Asagi l'a regardé fixement, ébahi, avant d'éclater d'un rire nerveux.

-Mais qu'est-ce que tu racontes ? dit-il en serrant le bouquet contre lui.
-Enfin, ne ris pas quand la situation n'y est pas appropriée ! protesta le jeune homme. Je suis en train de te dire que je voudrais devenir noble. Noble dans l'âme, tu comprends ? Dis-moi ce qu'il y a de risible !
-Mais, voyons, tu t'y prends mal... Je veux dire, que tu aies ainsi pensé à moi est adorable mais... la noblesse ne vient pas de ce qui a une valeur marchande... Plus que par des cadeaux, même sentimentaux, elle s'exprime par d'autres actes... Tu comprends ?
-Ce que je comprends, conclut tristement Mashiro, c'est que je suis pitoyable, hein...
-Mashiro... je ne saisis pas très bien. Que cherches-tu ? Tu es à mes yeux la personne la plus noble qui ait jamais existé.

Mashiro leva les yeux vers Asagi, lui adressant un pâle sourire de reconnaissance, mais son moral était au plus bas.
-Si j'étais noble, ça aurait marché...
-Quoi ?
-Tu ne penses pas comme moi ? s'enquit hardiment le garçon. Je croyais que seul un noble peut épouser un noble.
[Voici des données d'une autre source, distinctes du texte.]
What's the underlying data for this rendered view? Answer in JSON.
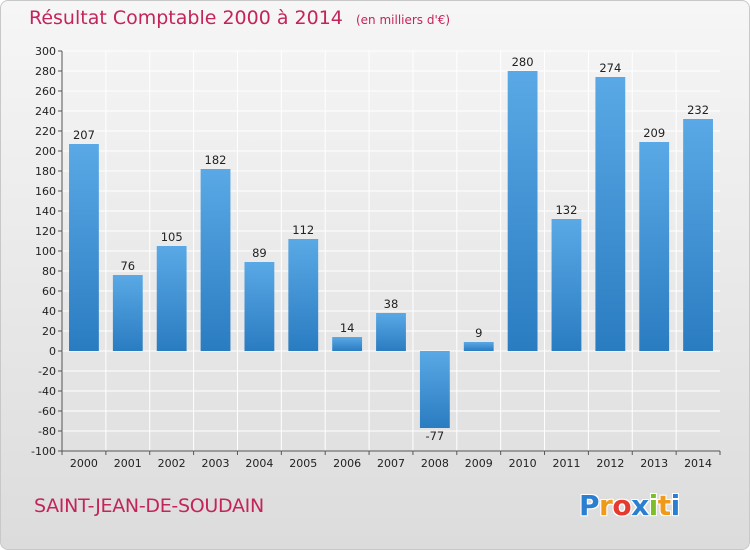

Cela fonctionnait ainsi, dans les temps jadis...
       Asagi hocha la tête en signe d'assentiment mais l'incompréhension se reflétait toujours sur son visage.
Mashiro gardait la tête baissée, les bras croisés contre sa poitrine en tremblant comme s'il eût pu avoir froid en ce mois de plein été.
-Asagi... murmura-t-il. Enfant, j'ai pensé que si tu ne voulais pas m'épouser, c'était dû à mon jeune âge... Ensuite, j'ai cru que tu ne voulais pas de moi car je ne suis ni prince, ni princesse, bien que j'avais promis de le devenir un jour... Puis il m'est apparu comme évident, des années plus tard alors même que nous ne nous voyions plus depuis bien longtemps, que tu ne l'avais simplement pas voulu parce que je n'ai pas pu devenir une fille non plus... Et puis, plus grand encore, je me suis souvenu de cette phrase... "Il n'existe rien de plus noble que de rendre heureux les gens qui nous aiment." Alors, j'ai pensé... que si tu n'avais pas voulu m'épouser, c'est parce que je n'étais pas noble... Mais oui ! Seuls les nobles épousent des nobles ! Asagi, toi tu étais noble déjà en ce temps-là. Tu étais le plus noble de tous. Et moi, qu'est-ce que j'étais à côté de toi ? Je ne sais pas comment c'est possible, tu sais. Je n'étais qu'un enfant alors. Mais, me marier avec toi, je ne sais pas pourquoi, cela m'apparaissait comme une évidence dans mon esprit naïf et ignorant. Et tu vois, encore maintenant, j'ai pensé qu'il me suffirait de devenir noble pour mériter d'être à tes côtés... Alors...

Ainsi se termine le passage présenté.